What this means for leading data teams

If context is necessary but not sufficient, the work is making the context stick. Four mechanisms turn it from a passive artifact into an active constraint. They close the gap between "the agent has access to the right definition" and "the agent's answer reflects that definition." Any production data agent stack worth evaluating needs all four.

Contextually aware SQL compilation

A SQL compilation layer that understands warehouse structure and business definitions. It flags misaligned queries in the same spirit that a code compiler flags undefined variables or invalid types.

Semantic and policy graph

Metric definitions, ownership, exclusions, and approved logic are represented as operational context rather than as loose prose stuffed into a prompt. That turns semantic drift into something the agent can detect and correct.

Post-execution validation

After execution, the system evaluates outputs across multiple statistical and structural dimensions. It checks for impossible values, denominator drift, discontinuities, and other signatures that the query or the underlying data may be wrong.

Tracked and versioned calculations

Every calculation the agent makes is tracked, versioned, and available to rerun as the analysis develops. That gives the system a reproducibility loop and lets it catch its own inconsistencies before the answer is delivered.

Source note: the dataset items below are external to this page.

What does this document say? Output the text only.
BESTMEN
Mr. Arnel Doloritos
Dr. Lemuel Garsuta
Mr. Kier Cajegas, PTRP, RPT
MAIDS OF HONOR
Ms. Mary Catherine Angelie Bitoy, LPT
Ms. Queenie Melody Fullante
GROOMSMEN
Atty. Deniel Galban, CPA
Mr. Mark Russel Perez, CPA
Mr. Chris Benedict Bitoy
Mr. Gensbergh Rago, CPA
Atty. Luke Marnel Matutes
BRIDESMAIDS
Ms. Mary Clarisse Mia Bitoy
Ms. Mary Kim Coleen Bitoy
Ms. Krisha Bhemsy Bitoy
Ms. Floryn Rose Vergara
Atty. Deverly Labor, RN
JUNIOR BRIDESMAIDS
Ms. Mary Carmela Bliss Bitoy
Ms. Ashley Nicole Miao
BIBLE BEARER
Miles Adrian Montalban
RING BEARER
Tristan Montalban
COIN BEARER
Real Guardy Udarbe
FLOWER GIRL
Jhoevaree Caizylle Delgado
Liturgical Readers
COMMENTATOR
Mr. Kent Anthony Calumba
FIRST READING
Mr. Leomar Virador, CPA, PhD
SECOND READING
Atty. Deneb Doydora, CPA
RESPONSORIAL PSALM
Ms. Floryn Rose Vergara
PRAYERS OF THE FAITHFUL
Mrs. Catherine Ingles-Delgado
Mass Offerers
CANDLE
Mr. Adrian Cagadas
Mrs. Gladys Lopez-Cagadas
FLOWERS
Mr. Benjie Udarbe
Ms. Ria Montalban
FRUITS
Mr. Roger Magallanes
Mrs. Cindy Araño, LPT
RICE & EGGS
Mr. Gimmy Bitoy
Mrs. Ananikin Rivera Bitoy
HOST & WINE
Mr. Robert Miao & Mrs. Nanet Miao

Buying or building one or two of these and skipping the others produces a system that fails in fewer places but in the same ways. The four reinforce each other: pre-execution checks catch what the semantic graph specifies; post-execution checks catch what still slips through; versioning makes the whole loop reproducible and auditable.

Bottom line

Same context. Same model. Different answers. What decides which answer you get is the system between the model and the warehouse — whether it enforces the semantic layer's definitions, challenges the agent's outputs, and replays the analytical path. The gap won't close until the system around it does the work the model is free to skip.